Seen from ground level, the same garden details work at a smaller scale. The pale gravel contrasts with the darker soil and the green of the grass. Purple flowering borders soften the path edges in a few views, but they never overtake the geometry of the layout. The garden stays close to the architecture: it echoes the long horizontal lines of the house, then breaks them with planting and turning paths.

Interior views that keep the outside in frame

The interior images make the garden visible from several angles. Large windows bring in the lawn, the gravel path and the low planting, while a bedroom scene places the exterior almost level with the bed. Elsewhere, the dining area sits beside a brick accent wall, and the view through the glass opens toward the outside in the same frame. These are quiet rooms, but the glazing gives them a moving background that changes with the light.
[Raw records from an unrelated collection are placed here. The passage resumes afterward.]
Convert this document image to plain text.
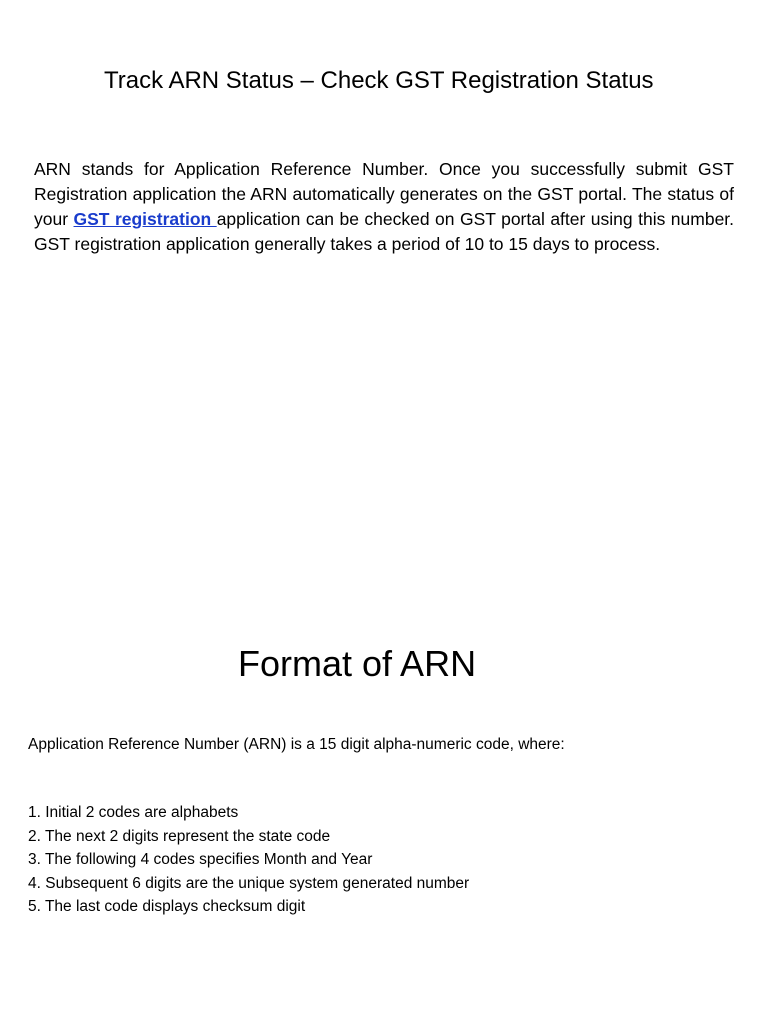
Track ARN Status – Check GST Registration Status

ARN stands for Application Reference Number. Once you successfully submit GST Registration application the ARN automatically generates on the GST portal. The status of your GST registration application can be checked on GST portal after using this number. GST registration application generally takes a period of 10 to 15 days to process.

Format of ARN
Application Reference Number (ARN) is a 15 digit alpha-numeric code, where:
1. Initial 2 codes are alphabets
2. The next 2 digits represent the state code
3. The following 4 codes specifies Month and Year
4. Subsequent 6 digits are the unique system generated number
5. The last code displays checksum digit
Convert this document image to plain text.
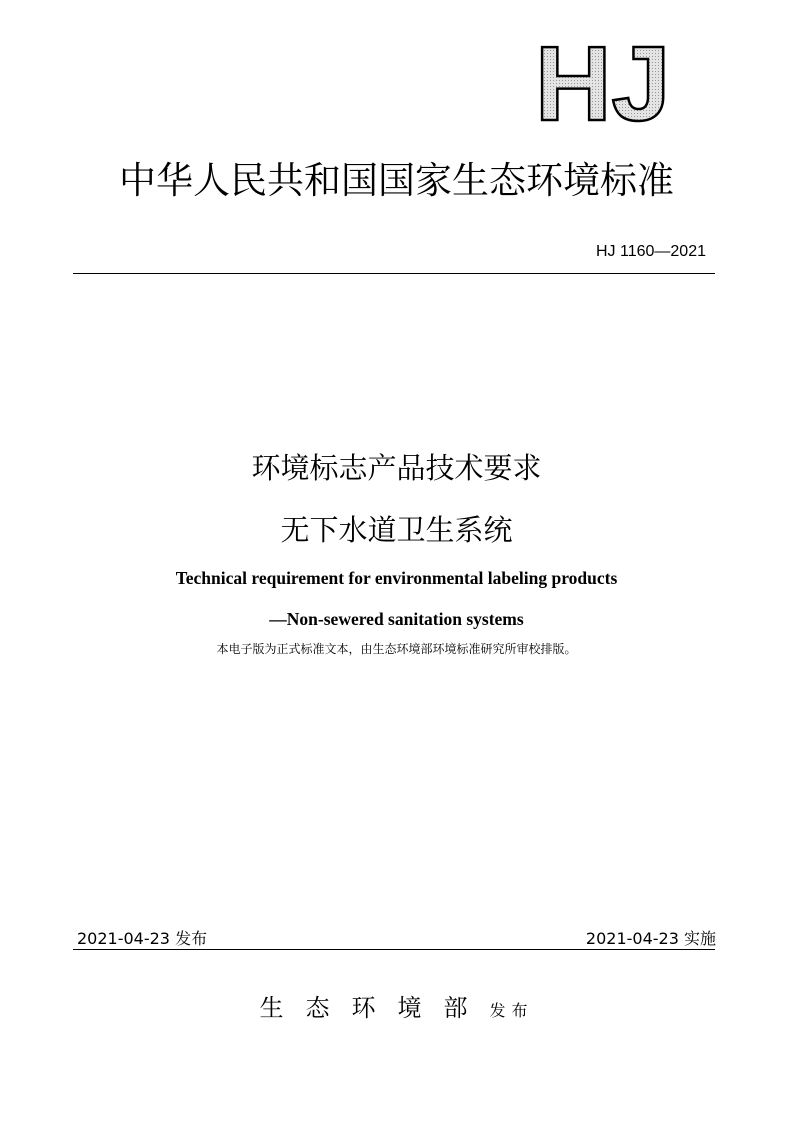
HJ
中华人民共和国国家生态环境标准
HJ 1160—2021
环境标志产品技术要求
无下水道卫生系统
Technical requirement for environmental labeling products
—Non-sewered sanitation systems
本电子版为正式标准文本，由生态环境部环境标准研究所审校排版。
2021-04-23 发布	2021-04-23 实施
生态环境部发布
Brick, glass and white surfaces carry most of the interior detail. The brick accent wall adds roughness against the smoother finishes, and the wide openings keep the room from closing in around it. In the close interior views, a window frame, a wall edge and part of the floor are enough to explain the room’s character. The project relies on those few elements instead of filling the space with visual noise.

A country house defined by openings and edges

What stays with you after the exterior and interior views is the way the house uses edges. The thatched roof softens the top line, the white masonry gives the walls a clean base, and the large glass panels cut through both with clarity. The garden continues that logic with gravel, grass and borders arranged in bands. Together they keep the contemporary country house grounded, while the windows and terrace open it toward the plot on all sides.

The project is strongest when seen as a sequence: roof, wall, glass, terrace, garden. Each part has a clear role, and none of them needs to shout. The thatched roof house gains its character from the way those parts meet and from the steady link between the rooms and the landscape outside. That link is visible in the façade, in the annex, and again in the interior views where the garden remains just beyond the glass.